Wendy is awesome. Her posts are awesome. I wanted to link to two must-reads. I’ll quote soundbytes, but really every paragraph drips of awesome.
First, let’s skip ahead to, “In 50 gigabytes, turn left: data-driven security.”
“Yes, automation is getting better, but it’s not there yet. There are still too many alerts taking up too much time to sort through (particularly in the tuning phase). IT staff get hundreds of emails a day; they can’t handle more than two or three alerts that require real investigation. (By the way, this is why operations often can’t respond to something until it’s down — it’s the most severe and least frequent kind of alert that they receive all day, and they don’t have time to chase down anything lower-level, like a warning message that hasn’t resulted in badness yet.)”
There’s a parallel here to another piece I just read today via the PCIGuru blog: People in the Loop: Are They a Failsafe or a Liability?, by Dan Geer.

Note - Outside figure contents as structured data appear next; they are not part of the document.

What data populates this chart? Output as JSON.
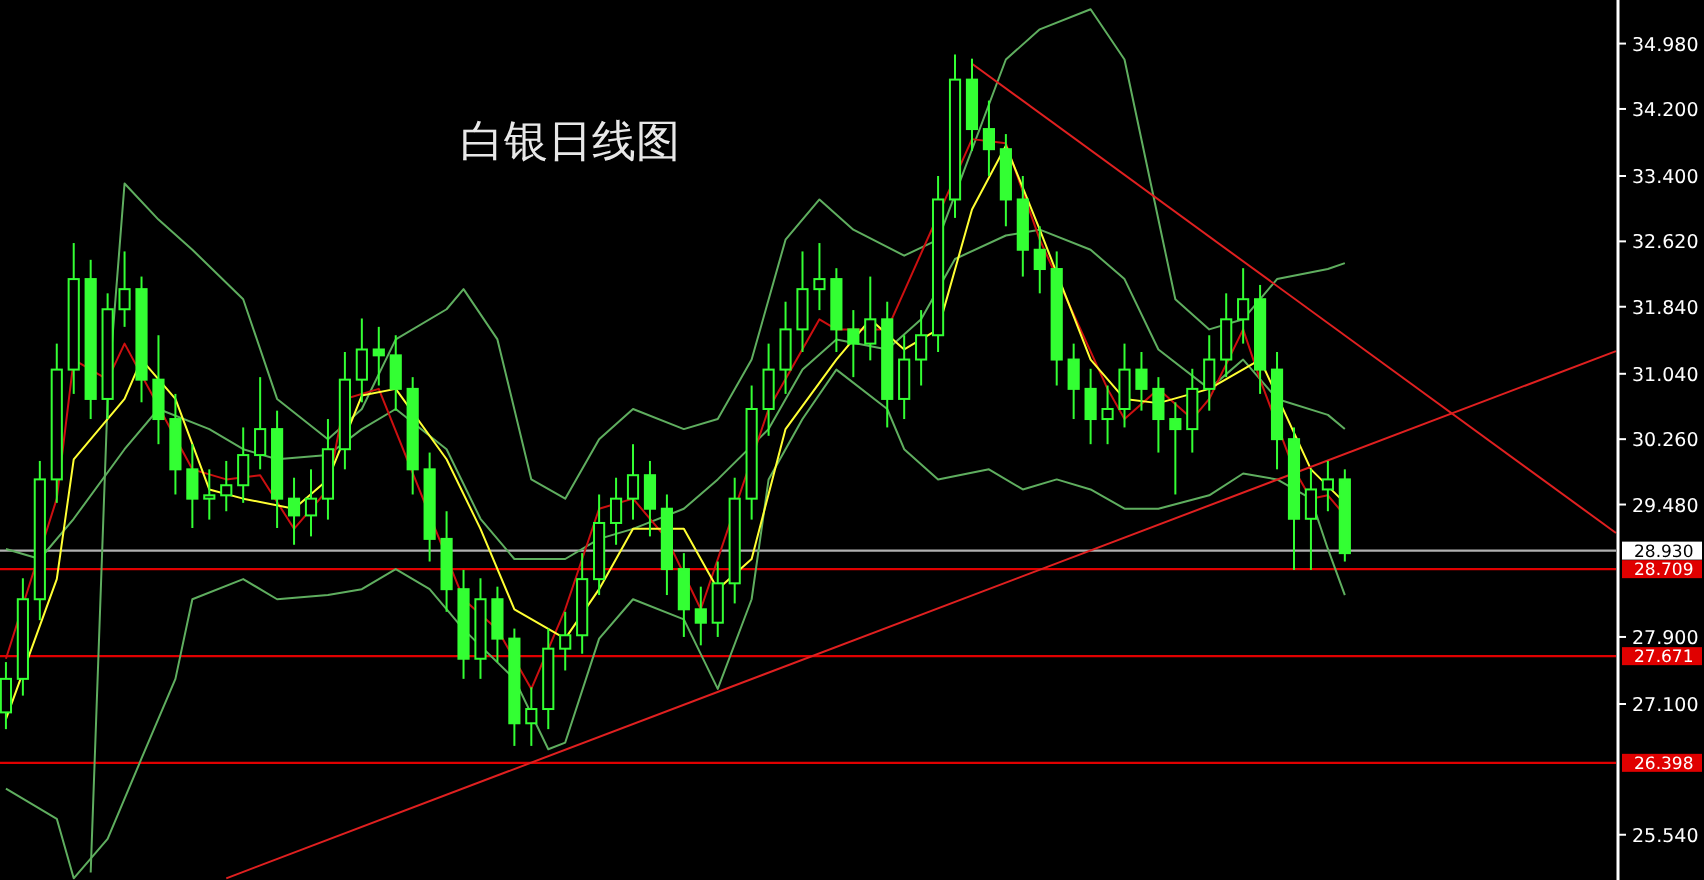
{
  "chart_data": {
    "type": "candlestick",
    "title": "白银日线图",
    "color": "#33ff33",
    "categories": [
      null,
      null,
      null,
      null,
      null,
      null,
      null,
      null,
      null,
      null,
      null,
      null,
      null,
      null,
      null,
      null,
      null,
      null,
      null,
      null,
      null,
      null,
      null,
      null,
      null,
      null,
      null,
      null,
      null,
      null,
      null,
      null,
      null,
      null,
      null,
      null,
      null,
      null,
      null,
      null,
      null,
      null,
      null,
      null,
      null,
      null,
      null,
      null,
      null,
      null,
      null,
      null,
      null,
      null,
      null,
      null,
      null,
      null,
      null,
      null,
      null,
      null,
      null,
      null,
      null,
      null,
      null,
      null,
      null,
      null,
      null,
      null,
      null,
      null,
      null,
      null,
      null,
      null,
      null,
      null,
      null,
      null,
      null,
      null,
      null,
      null,
      null,
      null,
      null,
      null,
      null,
      null,
      null,
      null,
      null,
      null
    ],
    "ohlc": [
      [
        27.0,
        27.6,
        26.8,
        27.4
      ],
      [
        27.4,
        28.6,
        27.2,
        28.35
      ],
      [
        28.35,
        30.0,
        28.1,
        29.78
      ],
      [
        29.78,
        31.4,
        29.5,
        31.09
      ],
      [
        31.09,
        32.6,
        30.8,
        32.17
      ],
      [
        32.17,
        32.4,
        30.5,
        30.74
      ],
      [
        30.74,
        32.0,
        30.5,
        31.81
      ],
      [
        31.81,
        32.5,
        31.6,
        32.05
      ],
      [
        32.05,
        32.2,
        30.7,
        30.97
      ],
      [
        30.97,
        31.5,
        30.2,
        30.5
      ],
      [
        30.5,
        30.8,
        29.6,
        29.9
      ],
      [
        29.9,
        30.2,
        29.2,
        29.55
      ],
      [
        29.55,
        29.9,
        29.3,
        29.59
      ],
      [
        29.59,
        30.0,
        29.4,
        29.71
      ],
      [
        29.71,
        30.4,
        29.5,
        30.07
      ],
      [
        30.07,
        31.0,
        29.9,
        30.38
      ],
      [
        30.38,
        30.6,
        29.2,
        29.55
      ],
      [
        29.55,
        29.8,
        29.0,
        29.35
      ],
      [
        29.35,
        29.9,
        29.1,
        29.55
      ],
      [
        29.55,
        30.5,
        29.3,
        30.14
      ],
      [
        30.14,
        31.3,
        29.9,
        30.97
      ],
      [
        30.97,
        31.7,
        30.7,
        31.33
      ],
      [
        31.33,
        31.6,
        30.9,
        31.26
      ],
      [
        31.26,
        31.5,
        30.6,
        30.86
      ],
      [
        30.86,
        31.0,
        29.6,
        29.9
      ],
      [
        29.9,
        30.1,
        28.8,
        29.07
      ],
      [
        29.07,
        29.4,
        28.2,
        28.47
      ],
      [
        28.47,
        28.7,
        27.4,
        27.64
      ],
      [
        27.64,
        28.6,
        27.4,
        28.35
      ],
      [
        28.35,
        28.5,
        27.6,
        27.88
      ],
      [
        27.88,
        28.0,
        26.6,
        26.87
      ],
      [
        26.87,
        27.3,
        26.6,
        27.04
      ],
      [
        27.04,
        28.0,
        26.8,
        27.76
      ],
      [
        27.76,
        28.2,
        27.5,
        27.92
      ],
      [
        27.92,
        28.9,
        27.7,
        28.59
      ],
      [
        28.59,
        29.6,
        28.4,
        29.26
      ],
      [
        29.26,
        29.8,
        29.0,
        29.55
      ],
      [
        29.55,
        30.2,
        29.3,
        29.83
      ],
      [
        29.83,
        30.0,
        29.1,
        29.43
      ],
      [
        29.43,
        29.6,
        28.4,
        28.71
      ],
      [
        28.71,
        28.9,
        27.9,
        28.23
      ],
      [
        28.23,
        28.5,
        27.8,
        28.07
      ],
      [
        28.07,
        28.8,
        27.9,
        28.54
      ],
      [
        28.54,
        29.8,
        28.3,
        29.55
      ],
      [
        29.55,
        30.9,
        29.3,
        30.62
      ],
      [
        30.62,
        31.4,
        30.3,
        31.09
      ],
      [
        31.09,
        31.9,
        30.8,
        31.57
      ],
      [
        31.57,
        32.5,
        31.3,
        32.05
      ],
      [
        32.05,
        32.6,
        31.8,
        32.17
      ],
      [
        32.17,
        32.3,
        31.3,
        31.57
      ],
      [
        31.57,
        31.8,
        31.0,
        31.4
      ],
      [
        31.4,
        32.2,
        31.2,
        31.69
      ],
      [
        31.69,
        31.9,
        30.4,
        30.74
      ],
      [
        30.74,
        31.5,
        30.5,
        31.21
      ],
      [
        31.21,
        31.8,
        30.9,
        31.5
      ],
      [
        31.5,
        33.4,
        31.3,
        33.12
      ],
      [
        33.12,
        34.85,
        32.9,
        34.55
      ],
      [
        34.55,
        34.8,
        33.7,
        33.96
      ],
      [
        33.96,
        34.3,
        33.4,
        33.72
      ],
      [
        33.72,
        33.9,
        32.8,
        33.12
      ],
      [
        33.12,
        33.4,
        32.2,
        32.52
      ],
      [
        32.52,
        32.8,
        32.0,
        32.29
      ],
      [
        32.29,
        32.5,
        30.9,
        31.21
      ],
      [
        31.21,
        31.4,
        30.5,
        30.86
      ],
      [
        30.86,
        31.1,
        30.2,
        30.5
      ],
      [
        30.5,
        30.9,
        30.2,
        30.62
      ],
      [
        30.62,
        31.4,
        30.4,
        31.09
      ],
      [
        31.09,
        31.3,
        30.6,
        30.86
      ],
      [
        30.86,
        31.0,
        30.1,
        30.5
      ],
      [
        30.5,
        30.7,
        29.6,
        30.38
      ],
      [
        30.38,
        31.1,
        30.1,
        30.86
      ],
      [
        30.86,
        31.5,
        30.6,
        31.21
      ],
      [
        31.21,
        32.0,
        31.0,
        31.69
      ],
      [
        31.69,
        32.3,
        31.4,
        31.93
      ],
      [
        31.93,
        32.1,
        30.8,
        31.09
      ],
      [
        31.09,
        31.3,
        29.9,
        30.26
      ],
      [
        30.26,
        30.4,
        28.7,
        29.31
      ],
      [
        29.31,
        29.9,
        28.7,
        29.66
      ],
      [
        29.66,
        30.0,
        29.4,
        29.78
      ],
      [
        29.78,
        29.9,
        28.8,
        28.9
      ],
      null,
      null,
      null,
      null,
      null,
      null,
      null,
      null,
      null,
      null,
      null,
      null,
      null,
      null,
      null,
      null
    ],
    "series": [
      {
        "type": "line",
        "color": "#5fae5f",
        "values": [
          null,
          null,
          null,
          null,
          null,
          25.09,
          30.74,
          33.31,
          null,
          32.88,
          null,
          32.52,
          null,
          null,
          31.93,
          null,
          30.74,
          null,
          null,
          30.26,
          null,
          30.62,
          null,
          31.45,
          null,
          null,
          31.81,
          32.05,
          null,
          31.45,
          null,
          29.78,
          null,
          29.55,
          null,
          30.26,
          null,
          30.62,
          null,
          null,
          30.38,
          null,
          30.5,
          null,
          31.21,
          null,
          32.64,
          null,
          33.12,
          null,
          32.76,
          null,
          null,
          32.45,
          null,
          32.64,
          null,
          null,
          null,
          34.79,
          null,
          35.15,
          null,
          null,
          35.39,
          null,
          34.79,
          null,
          32.88,
          31.93,
          null,
          31.57,
          null,
          31.69,
          null,
          32.17,
          null,
          null,
          32.29,
          32.36,
          null,
          null,
          null,
          null,
          null,
          null,
          null,
          null,
          null,
          null,
          null,
          null,
          null,
          null,
          null,
          null
        ]
      },
      {
        "type": "line",
        "color": "#5fae5f",
        "values": [
          28.95,
          null,
          28.83,
          null,
          29.31,
          null,
          null,
          30.14,
          null,
          30.62,
          null,
          null,
          30.38,
          null,
          30.14,
          null,
          30.02,
          null,
          null,
          30.07,
          null,
          30.38,
          null,
          30.62,
          null,
          null,
          30.14,
          null,
          29.31,
          null,
          28.83,
          null,
          null,
          28.83,
          null,
          29.07,
          null,
          29.19,
          null,
          null,
          29.43,
          null,
          29.78,
          null,
          null,
          30.38,
          null,
          31.09,
          null,
          31.45,
          null,
          null,
          31.33,
          null,
          31.69,
          null,
          32.41,
          null,
          null,
          32.69,
          null,
          32.76,
          null,
          null,
          32.52,
          null,
          32.17,
          null,
          31.33,
          null,
          null,
          30.86,
          null,
          31.21,
          null,
          30.74,
          null,
          null,
          30.55,
          30.38,
          null,
          null,
          null,
          null,
          null,
          null,
          null,
          null,
          null,
          null,
          null,
          null,
          null,
          null,
          null,
          null
        ]
      },
      {
        "type": "line",
        "color": "#5fae5f",
        "values": [
          26.09,
          null,
          null,
          25.73,
          25.02,
          null,
          25.49,
          null,
          26.45,
          null,
          27.4,
          28.35,
          null,
          null,
          28.59,
          null,
          28.35,
          null,
          null,
          28.4,
          null,
          28.47,
          null,
          28.71,
          null,
          28.47,
          null,
          27.99,
          null,
          null,
          27.4,
          null,
          26.56,
          26.64,
          null,
          27.88,
          null,
          28.35,
          null,
          null,
          28.11,
          null,
          27.28,
          null,
          28.35,
          29.78,
          null,
          30.5,
          null,
          31.09,
          null,
          null,
          30.62,
          30.14,
          null,
          29.78,
          null,
          null,
          29.9,
          null,
          29.66,
          null,
          29.78,
          null,
          29.66,
          null,
          29.43,
          null,
          29.43,
          null,
          null,
          29.59,
          null,
          29.85,
          null,
          29.78,
          null,
          29.55,
          28.95,
          28.4,
          null,
          null,
          null,
          null,
          null,
          null,
          null,
          null,
          null,
          null,
          null,
          null,
          null,
          null,
          null,
          null
        ]
      },
      {
        "type": "line",
        "color": "#cc1010",
        "values": [
          27.64,
          null,
          null,
          29.55,
          31.21,
          null,
          30.97,
          31.4,
          null,
          null,
          null,
          29.9,
          null,
          29.78,
          null,
          29.83,
          null,
          29.19,
          null,
          29.66,
          30.74,
          null,
          30.86,
          null,
          null,
          null,
          null,
          28.35,
          null,
          27.99,
          null,
          27.28,
          null,
          28.23,
          null,
          29.43,
          null,
          29.55,
          null,
          29.07,
          null,
          28.23,
          null,
          null,
          null,
          30.62,
          null,
          null,
          31.69,
          31.57,
          null,
          null,
          31.57,
          null,
          null,
          null,
          null,
          33.84,
          null,
          33.79,
          null,
          32.64,
          null,
          null,
          null,
          30.86,
          30.5,
          null,
          30.86,
          null,
          30.5,
          30.74,
          null,
          31.57,
          30.97,
          null,
          29.9,
          29.55,
          29.59,
          29.35,
          null,
          null,
          null,
          null,
          null,
          null,
          null,
          null,
          null,
          null,
          null,
          null,
          null,
          null,
          null,
          null
        ]
      },
      {
        "type": "line",
        "color": "#ffff33",
        "values": [
          26.92,
          null,
          null,
          28.59,
          30.02,
          null,
          null,
          30.74,
          31.21,
          null,
          30.74,
          null,
          29.66,
          null,
          29.55,
          null,
          null,
          29.43,
          null,
          29.78,
          null,
          30.78,
          null,
          30.86,
          null,
          null,
          30.02,
          null,
          29.19,
          null,
          28.23,
          null,
          null,
          27.88,
          null,
          28.47,
          null,
          29.19,
          null,
          null,
          29.19,
          null,
          28.47,
          null,
          28.83,
          null,
          30.38,
          null,
          null,
          31.21,
          null,
          31.69,
          null,
          31.33,
          null,
          31.57,
          null,
          33.0,
          null,
          33.76,
          null,
          32.76,
          null,
          null,
          31.21,
          null,
          30.74,
          null,
          30.69,
          null,
          null,
          30.86,
          null,
          null,
          31.21,
          null,
          null,
          29.9,
          null,
          29.5,
          null,
          null,
          null,
          null,
          null,
          null,
          null,
          null,
          null,
          null,
          null,
          null,
          null,
          null,
          null,
          null
        ]
      },
      {
        "type": "line",
        "color": "#e02020",
        "values": [
          null,
          null,
          null,
          null,
          null,
          null,
          null,
          null,
          null,
          null,
          null,
          null,
          null,
          25.02,
          null,
          null,
          null,
          null,
          null,
          null,
          null,
          null,
          null,
          null,
          null,
          null,
          null,
          null,
          null,
          null,
          null,
          null,
          null,
          null,
          null,
          null,
          null,
          null,
          null,
          null,
          null,
          null,
          null,
          null,
          null,
          null,
          null,
          null,
          null,
          null,
          null,
          null,
          null,
          null,
          null,
          null,
          null,
          null,
          null,
          null,
          null,
          null,
          null,
          null,
          null,
          null,
          null,
          null,
          null,
          null,
          null,
          null,
          null,
          null,
          null,
          null,
          null,
          null,
          null,
          null,
          null,
          null,
          null,
          null,
          null,
          null,
          null,
          null,
          null,
          null,
          null,
          null,
          null,
          null,
          null,
          31.31
        ]
      },
      {
        "type": "line",
        "color": "#e02020",
        "values": [
          null,
          null,
          null,
          null,
          null,
          null,
          null,
          null,
          null,
          null,
          null,
          null,
          null,
          null,
          null,
          null,
          null,
          null,
          null,
          null,
          null,
          null,
          null,
          null,
          null,
          null,
          null,
          null,
          null,
          null,
          null,
          null,
          null,
          null,
          null,
          null,
          null,
          null,
          null,
          null,
          null,
          null,
          null,
          null,
          null,
          null,
          null,
          null,
          null,
          null,
          null,
          null,
          null,
          null,
          null,
          null,
          null,
          34.74,
          null,
          null,
          null,
          null,
          null,
          null,
          null,
          null,
          null,
          null,
          null,
          null,
          null,
          null,
          null,
          null,
          null,
          null,
          null,
          null,
          null,
          null,
          null,
          null,
          null,
          null,
          null,
          null,
          null,
          null,
          null,
          null,
          null,
          null,
          null,
          null,
          null,
          29.14
        ]
      }
    ],
    "ylim": [
      25.0,
      35.5
    ],
    "yticks": [
      {
        "value": 25.54,
        "label": "25.540"
      },
      {
        "value": 27.1,
        "label": "27.100"
      },
      {
        "value": 27.9,
        "label": "27.900"
      },
      {
        "value": 29.48,
        "label": "29.480"
      },
      {
        "value": 30.26,
        "label": "30.260"
      },
      {
        "value": 31.04,
        "label": "31.040"
      },
      {
        "value": 31.84,
        "label": "31.840"
      },
      {
        "value": 32.62,
        "label": "32.620"
      },
      {
        "value": 33.4,
        "label": "33.400"
      },
      {
        "value": 34.2,
        "label": "34.200"
      },
      {
        "value": 34.98,
        "label": "34.980"
      }
    ],
    "ref_lines": [
      {
        "axis": "y",
        "value": 28.93,
        "label": "28.930",
        "color": "#b0b0b0"
      },
      {
        "axis": "y",
        "value": 28.709,
        "label": "28.709",
        "color": "#e00000"
      },
      {
        "axis": "y",
        "value": 27.671,
        "label": "27.671",
        "color": "#e00000"
      },
      {
        "axis": "y",
        "value": 26.398,
        "label": "26.398",
        "color": "#e00000"
      }
    ],
    "tick_labels": "y",
    "grid": false
  }
}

And also check out Wendy’s Insecure at any speed:
“What this indicates to me is that our IT infrastructure — from the networks to mobile — is inherently, badly insecure. And we’re so far down the road in its widespread implementation that it will be decades before the problem is substantially fixed, even assuming we started today with all software developers and manufacturers. Nobody is going to pay to replace what’s running just fine today — until someone loses a figurative eye.”
I love her explanation of telling security pros vs operations staff about business insecurity, and how their reactions are so different. You can pretty much tell someone’s background by their resigned or indignant reactions to the same ol’ news.
In the latter post, Wendy essentially talks about baking security into technology from the start. While I do agree with this, I’m not holding my breath on it. In fact, I just am not sure this will actually ever happen, even on a small scale.
The sad part is I can’t read posts like this without hearing my phone ring with 3 vendors proffering their wares as “the turnkey/plug-n-play solution” to any of the above issues before they even know what sort of business they just called.